The functions in AviSynth's scripting language are, by and large, video filters. Although a function can return any type it chooses (this is a useful feature for creating utility code to reuse in scripts; you can define your own script functions) functions which do not return a clip are always limited to intermediate processing of variables to pass as arguments to filters (functions that do return a clip). The script should always return a clip as its final value. After all, AviSynth is a video processing application.

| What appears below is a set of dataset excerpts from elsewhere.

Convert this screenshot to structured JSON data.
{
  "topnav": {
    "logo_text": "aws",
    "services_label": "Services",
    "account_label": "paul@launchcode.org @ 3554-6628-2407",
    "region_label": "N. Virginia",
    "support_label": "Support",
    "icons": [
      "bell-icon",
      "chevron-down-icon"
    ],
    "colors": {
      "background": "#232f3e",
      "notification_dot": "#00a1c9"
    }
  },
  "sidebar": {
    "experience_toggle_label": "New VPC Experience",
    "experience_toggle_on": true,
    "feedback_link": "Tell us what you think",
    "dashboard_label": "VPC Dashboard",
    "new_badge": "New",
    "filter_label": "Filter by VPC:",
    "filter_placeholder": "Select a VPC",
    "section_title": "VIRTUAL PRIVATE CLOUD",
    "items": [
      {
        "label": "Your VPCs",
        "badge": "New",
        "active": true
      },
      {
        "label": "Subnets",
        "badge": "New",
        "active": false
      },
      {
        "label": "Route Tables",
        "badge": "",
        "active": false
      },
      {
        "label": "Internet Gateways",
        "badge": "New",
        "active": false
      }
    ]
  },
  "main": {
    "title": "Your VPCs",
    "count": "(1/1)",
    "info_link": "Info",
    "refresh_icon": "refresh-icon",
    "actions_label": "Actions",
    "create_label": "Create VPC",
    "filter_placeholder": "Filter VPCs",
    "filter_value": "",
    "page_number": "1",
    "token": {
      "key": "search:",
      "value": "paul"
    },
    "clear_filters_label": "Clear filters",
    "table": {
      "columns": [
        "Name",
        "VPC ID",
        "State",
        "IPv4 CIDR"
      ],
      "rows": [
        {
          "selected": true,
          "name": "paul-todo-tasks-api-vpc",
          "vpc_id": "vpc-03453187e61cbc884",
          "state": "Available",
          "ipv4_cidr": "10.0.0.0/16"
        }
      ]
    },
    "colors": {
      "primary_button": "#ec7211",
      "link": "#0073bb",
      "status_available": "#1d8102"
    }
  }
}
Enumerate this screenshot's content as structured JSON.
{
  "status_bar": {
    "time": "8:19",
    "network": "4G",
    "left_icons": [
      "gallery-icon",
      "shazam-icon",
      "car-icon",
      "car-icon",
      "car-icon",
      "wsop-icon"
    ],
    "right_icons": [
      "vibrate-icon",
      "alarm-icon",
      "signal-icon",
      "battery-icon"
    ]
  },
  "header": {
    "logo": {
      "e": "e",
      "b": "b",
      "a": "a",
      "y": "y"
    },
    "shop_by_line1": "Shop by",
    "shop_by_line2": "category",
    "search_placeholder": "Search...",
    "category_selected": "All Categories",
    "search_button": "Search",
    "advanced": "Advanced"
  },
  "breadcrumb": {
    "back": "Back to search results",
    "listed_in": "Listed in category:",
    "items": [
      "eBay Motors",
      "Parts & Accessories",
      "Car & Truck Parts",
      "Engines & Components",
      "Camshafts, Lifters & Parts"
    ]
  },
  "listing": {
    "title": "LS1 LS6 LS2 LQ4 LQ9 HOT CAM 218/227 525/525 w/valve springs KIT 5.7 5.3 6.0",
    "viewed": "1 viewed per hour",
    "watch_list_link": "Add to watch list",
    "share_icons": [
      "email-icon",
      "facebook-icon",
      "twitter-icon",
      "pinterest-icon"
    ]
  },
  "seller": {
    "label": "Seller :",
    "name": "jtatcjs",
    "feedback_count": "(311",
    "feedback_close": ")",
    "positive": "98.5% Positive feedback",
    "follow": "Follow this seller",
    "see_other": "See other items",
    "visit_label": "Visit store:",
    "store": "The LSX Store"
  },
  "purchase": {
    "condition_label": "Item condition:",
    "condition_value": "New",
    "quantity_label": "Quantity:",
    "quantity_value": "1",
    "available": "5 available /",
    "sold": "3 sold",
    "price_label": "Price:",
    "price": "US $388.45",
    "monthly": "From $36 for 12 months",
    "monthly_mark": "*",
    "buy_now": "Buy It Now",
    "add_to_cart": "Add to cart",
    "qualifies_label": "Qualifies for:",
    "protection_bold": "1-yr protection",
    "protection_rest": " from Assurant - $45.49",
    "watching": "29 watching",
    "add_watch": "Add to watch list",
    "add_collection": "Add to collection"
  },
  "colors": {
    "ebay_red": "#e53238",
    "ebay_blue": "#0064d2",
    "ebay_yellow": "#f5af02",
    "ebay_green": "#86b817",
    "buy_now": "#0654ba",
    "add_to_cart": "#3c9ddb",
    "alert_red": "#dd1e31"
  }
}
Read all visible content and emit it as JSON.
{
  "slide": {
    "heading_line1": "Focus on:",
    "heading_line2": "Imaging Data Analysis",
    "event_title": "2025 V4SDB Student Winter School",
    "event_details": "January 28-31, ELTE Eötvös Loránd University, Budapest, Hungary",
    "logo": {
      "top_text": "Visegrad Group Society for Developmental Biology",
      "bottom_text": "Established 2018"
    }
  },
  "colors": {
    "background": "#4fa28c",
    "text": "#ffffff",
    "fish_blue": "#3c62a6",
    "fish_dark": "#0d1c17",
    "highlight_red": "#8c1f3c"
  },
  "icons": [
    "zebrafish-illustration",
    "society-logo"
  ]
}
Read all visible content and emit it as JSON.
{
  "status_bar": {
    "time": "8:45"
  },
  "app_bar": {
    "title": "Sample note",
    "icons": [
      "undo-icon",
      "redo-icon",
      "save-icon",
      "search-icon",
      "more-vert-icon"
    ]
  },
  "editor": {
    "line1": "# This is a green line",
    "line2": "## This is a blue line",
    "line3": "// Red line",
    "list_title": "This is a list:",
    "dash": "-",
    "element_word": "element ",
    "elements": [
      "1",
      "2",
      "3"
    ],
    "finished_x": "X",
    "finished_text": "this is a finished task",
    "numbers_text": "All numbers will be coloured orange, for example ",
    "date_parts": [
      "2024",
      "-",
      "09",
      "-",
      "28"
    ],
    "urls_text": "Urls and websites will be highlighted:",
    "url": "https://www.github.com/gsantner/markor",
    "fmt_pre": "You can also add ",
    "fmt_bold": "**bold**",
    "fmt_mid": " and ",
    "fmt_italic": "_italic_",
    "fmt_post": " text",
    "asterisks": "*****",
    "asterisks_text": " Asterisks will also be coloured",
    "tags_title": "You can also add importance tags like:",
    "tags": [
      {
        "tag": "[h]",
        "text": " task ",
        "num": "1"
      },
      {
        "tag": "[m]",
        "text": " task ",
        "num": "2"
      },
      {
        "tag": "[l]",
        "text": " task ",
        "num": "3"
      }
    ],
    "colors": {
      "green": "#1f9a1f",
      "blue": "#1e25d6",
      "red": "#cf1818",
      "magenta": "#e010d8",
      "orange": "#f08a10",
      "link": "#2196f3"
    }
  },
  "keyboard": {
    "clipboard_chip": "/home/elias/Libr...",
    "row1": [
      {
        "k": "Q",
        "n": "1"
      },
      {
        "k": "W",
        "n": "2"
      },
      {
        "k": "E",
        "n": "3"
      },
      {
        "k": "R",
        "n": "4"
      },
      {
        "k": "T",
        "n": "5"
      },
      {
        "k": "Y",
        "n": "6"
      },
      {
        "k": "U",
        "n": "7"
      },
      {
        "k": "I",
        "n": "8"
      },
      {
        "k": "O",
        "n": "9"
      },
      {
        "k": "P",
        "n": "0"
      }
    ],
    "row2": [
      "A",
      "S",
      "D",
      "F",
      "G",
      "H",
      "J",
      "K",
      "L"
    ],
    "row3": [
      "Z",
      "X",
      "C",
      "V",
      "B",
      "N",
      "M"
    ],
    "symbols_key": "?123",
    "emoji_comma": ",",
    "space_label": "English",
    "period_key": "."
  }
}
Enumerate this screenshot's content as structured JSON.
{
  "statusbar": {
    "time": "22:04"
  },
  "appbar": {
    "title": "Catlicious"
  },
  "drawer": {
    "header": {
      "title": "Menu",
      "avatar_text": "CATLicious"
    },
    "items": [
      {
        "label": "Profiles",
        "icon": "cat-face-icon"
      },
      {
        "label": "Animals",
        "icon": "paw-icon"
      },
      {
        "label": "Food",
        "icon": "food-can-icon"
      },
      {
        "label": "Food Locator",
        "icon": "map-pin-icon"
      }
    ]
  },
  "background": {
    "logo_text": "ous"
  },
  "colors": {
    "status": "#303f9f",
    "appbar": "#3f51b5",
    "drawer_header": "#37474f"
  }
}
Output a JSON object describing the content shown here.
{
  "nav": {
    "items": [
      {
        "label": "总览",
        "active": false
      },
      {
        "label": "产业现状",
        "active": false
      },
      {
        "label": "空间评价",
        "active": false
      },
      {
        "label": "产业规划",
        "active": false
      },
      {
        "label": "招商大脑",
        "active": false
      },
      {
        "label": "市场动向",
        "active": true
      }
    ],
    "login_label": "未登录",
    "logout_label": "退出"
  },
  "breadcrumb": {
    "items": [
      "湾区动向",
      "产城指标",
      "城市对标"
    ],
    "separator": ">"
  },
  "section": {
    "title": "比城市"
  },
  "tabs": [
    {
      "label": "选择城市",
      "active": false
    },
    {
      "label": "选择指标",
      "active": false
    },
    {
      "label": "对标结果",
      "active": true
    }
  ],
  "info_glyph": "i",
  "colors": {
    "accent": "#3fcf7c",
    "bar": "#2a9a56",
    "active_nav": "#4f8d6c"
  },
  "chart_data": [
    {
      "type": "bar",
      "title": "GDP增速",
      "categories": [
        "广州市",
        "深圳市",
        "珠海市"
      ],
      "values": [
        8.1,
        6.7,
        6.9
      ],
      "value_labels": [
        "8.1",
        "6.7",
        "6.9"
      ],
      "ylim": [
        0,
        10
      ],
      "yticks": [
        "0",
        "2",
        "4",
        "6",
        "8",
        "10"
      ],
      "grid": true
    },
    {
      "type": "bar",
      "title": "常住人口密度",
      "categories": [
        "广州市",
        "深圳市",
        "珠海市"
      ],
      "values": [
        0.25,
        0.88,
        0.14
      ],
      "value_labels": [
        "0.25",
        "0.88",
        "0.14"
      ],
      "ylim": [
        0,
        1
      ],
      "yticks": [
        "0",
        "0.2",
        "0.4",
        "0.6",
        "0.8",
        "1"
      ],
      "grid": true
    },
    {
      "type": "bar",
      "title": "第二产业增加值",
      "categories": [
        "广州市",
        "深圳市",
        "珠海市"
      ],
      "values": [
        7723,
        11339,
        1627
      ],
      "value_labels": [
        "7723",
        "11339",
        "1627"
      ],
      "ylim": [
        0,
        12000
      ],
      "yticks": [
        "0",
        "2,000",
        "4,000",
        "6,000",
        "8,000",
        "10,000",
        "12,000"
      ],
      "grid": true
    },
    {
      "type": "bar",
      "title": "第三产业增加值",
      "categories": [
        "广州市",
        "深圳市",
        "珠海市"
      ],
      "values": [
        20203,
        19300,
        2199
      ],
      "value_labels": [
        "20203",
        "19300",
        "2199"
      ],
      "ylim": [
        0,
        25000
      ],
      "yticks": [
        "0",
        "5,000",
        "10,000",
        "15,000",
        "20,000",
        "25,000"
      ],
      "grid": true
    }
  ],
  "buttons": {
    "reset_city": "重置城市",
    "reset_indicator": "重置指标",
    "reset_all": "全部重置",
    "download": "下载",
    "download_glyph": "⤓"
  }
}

Functions can take up to sixty arguments (hope that's enough), and the return value can be of any type supported by the scripting language (clip, int, float, bool, string). Functions always produce a new value and never modify an existing one. What that means is that all arguments to a function are passed "by value" and not "by reference"; in order to alter a variable's value in AviSynth script language you must assign to it a new value.

To see the syntax of the function call for each built-in filter, view the internal filters. There are also built-in internal functions that perform common operations on non-clip variables.

Args is a list of function arguments separated by commas. The list can be empty. Each argument must be a text string, an integer, a floating-point number, a boolean value or a video clip (that is, an expression). If the filter function expects a video clip as its first argument, and that argument is not supplied, then the clip in the special last variable will be used.

AviSynth filters can take named arguments. The named arguments can be specified in any order, and the filter will choose default values for any that you leave off. This makes certain filters much easier to use. For example, you can now write Subtitle("Hello, World!", text_color=$00FF00, x=100, y=200) instead of Subtitle("Hello, World!", 100, 200, 0, 999999, "Arial", 24, $00FF00). Colors can be specified in hexadecimal as in the example above or in decimal. In both cases it should be specified as RGB value, even if the clip itself is YUV.

You can also make function calls without parentheses, e.g. FilterName arg1, arg2. The primary reason for this is to retain compatibility with old scripts. However, it's sometimes convenient to leave off the parentheses when there's no possibility of confusion.